Effect of surgery on periventricular white matter in normal pressure hydrocephalus patients: comparison of two methods of DTI analysis.

Background: Diffusion tensor imaging (DTI) is a useful tool for assessing changes that occur in microstructures. We have developed a novel method for region of interest (ROI) delineation in the assessment of DTI parameters in patients with normal pressure hydrocephalus (NPH).

Purpose: To compare the standard method and our novel method in an evaluation of the impact of surgery on periventricular white matter in patients with NPH.

Material And Methods: Ten patients with NPH underwent 3T magnetic resonance imaging (MRI; including 12-direction DTI sequences) before and after surgery. We recorded diffusion parameters (λi, the fractional anisotropy [FA], the apparent diffusion coefficient, and Dr) in the internal capsule (IC) and the body of the corpus callosum (BCC). Using the standard delineation technique, regions of interest (ROIs) were positioned according to anatomical and functional considerations and then filled with several sub-ROIs. The ROIs delineated with our novel technique (extracted as the six sub-ROIs with the lowest standard deviation for the FA) were arranged in two rows (medial and lateral), from the ventricle to the brain surface.
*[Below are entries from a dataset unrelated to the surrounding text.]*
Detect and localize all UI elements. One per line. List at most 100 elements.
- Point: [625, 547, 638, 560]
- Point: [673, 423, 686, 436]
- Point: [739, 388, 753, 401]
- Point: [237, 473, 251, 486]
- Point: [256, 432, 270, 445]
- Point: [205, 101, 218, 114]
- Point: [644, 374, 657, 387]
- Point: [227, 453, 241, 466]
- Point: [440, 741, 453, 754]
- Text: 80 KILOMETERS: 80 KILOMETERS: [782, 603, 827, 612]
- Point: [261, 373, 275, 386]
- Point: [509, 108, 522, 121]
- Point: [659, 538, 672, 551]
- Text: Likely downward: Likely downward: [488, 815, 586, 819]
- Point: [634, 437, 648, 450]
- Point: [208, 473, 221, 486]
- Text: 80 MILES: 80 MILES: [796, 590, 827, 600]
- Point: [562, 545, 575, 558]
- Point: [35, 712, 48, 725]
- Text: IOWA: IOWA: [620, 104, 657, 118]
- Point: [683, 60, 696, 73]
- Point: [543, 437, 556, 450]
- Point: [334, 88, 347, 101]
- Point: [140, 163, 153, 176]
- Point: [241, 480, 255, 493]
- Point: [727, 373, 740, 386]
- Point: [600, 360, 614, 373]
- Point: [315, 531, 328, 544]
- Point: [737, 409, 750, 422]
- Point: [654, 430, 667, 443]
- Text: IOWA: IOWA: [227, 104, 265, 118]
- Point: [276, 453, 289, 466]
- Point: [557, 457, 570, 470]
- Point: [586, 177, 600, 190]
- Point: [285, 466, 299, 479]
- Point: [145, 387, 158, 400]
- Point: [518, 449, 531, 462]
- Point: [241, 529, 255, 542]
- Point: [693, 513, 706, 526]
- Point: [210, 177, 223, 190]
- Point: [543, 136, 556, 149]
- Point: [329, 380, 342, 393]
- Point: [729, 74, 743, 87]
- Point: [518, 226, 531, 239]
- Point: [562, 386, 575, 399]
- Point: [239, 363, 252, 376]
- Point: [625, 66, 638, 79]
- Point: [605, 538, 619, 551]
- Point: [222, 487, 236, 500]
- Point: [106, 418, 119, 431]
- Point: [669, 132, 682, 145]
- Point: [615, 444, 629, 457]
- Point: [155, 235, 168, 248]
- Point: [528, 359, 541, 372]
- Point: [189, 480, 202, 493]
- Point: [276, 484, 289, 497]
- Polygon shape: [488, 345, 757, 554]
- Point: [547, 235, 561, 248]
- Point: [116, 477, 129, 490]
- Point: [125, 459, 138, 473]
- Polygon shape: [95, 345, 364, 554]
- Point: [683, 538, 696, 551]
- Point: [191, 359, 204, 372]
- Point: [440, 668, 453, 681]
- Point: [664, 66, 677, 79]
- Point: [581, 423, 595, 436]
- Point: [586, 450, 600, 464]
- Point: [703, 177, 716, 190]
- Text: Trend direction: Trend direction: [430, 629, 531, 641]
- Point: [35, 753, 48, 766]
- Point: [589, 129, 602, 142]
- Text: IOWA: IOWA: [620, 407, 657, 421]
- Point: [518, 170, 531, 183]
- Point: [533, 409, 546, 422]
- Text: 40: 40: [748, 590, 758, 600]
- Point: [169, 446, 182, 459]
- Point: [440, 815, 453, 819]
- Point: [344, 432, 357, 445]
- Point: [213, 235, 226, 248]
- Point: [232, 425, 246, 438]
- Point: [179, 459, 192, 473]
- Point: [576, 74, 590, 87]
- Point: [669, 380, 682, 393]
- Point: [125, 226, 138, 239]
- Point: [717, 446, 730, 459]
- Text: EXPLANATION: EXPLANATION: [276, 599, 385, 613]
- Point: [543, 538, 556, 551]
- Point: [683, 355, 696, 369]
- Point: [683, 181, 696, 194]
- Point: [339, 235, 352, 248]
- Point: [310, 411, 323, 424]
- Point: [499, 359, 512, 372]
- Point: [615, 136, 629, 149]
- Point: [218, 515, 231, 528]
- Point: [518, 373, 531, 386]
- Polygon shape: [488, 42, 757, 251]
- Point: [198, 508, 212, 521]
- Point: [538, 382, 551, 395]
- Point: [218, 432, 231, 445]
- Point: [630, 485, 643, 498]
Results: The within-ROI homogeneity was higher with the novel method than with the conventional method (P<10(-4)). When the conventional delineation method was applied to the IC data, only λ2 was found to be significantly greater after surgery; in contrast, application of our novel method evidenced a significant decrease in FA and λ1 and a significant increase in λ2 (P<0.05). Both before and after surgery, the FA in the medial row of ROIs was greater than the FA in the lateral row (P<0.01). In the BCC, only λ2 and Dr varied significantly (when evaluated with the novel method).

Conclusion: Our results show that use of a novel method of DTI data analysis may be more sensitive to local changes induced by surgical procedures. Furthermore, this novel method was able to detect the transmantle pressure gradient related to the regional stress distribution.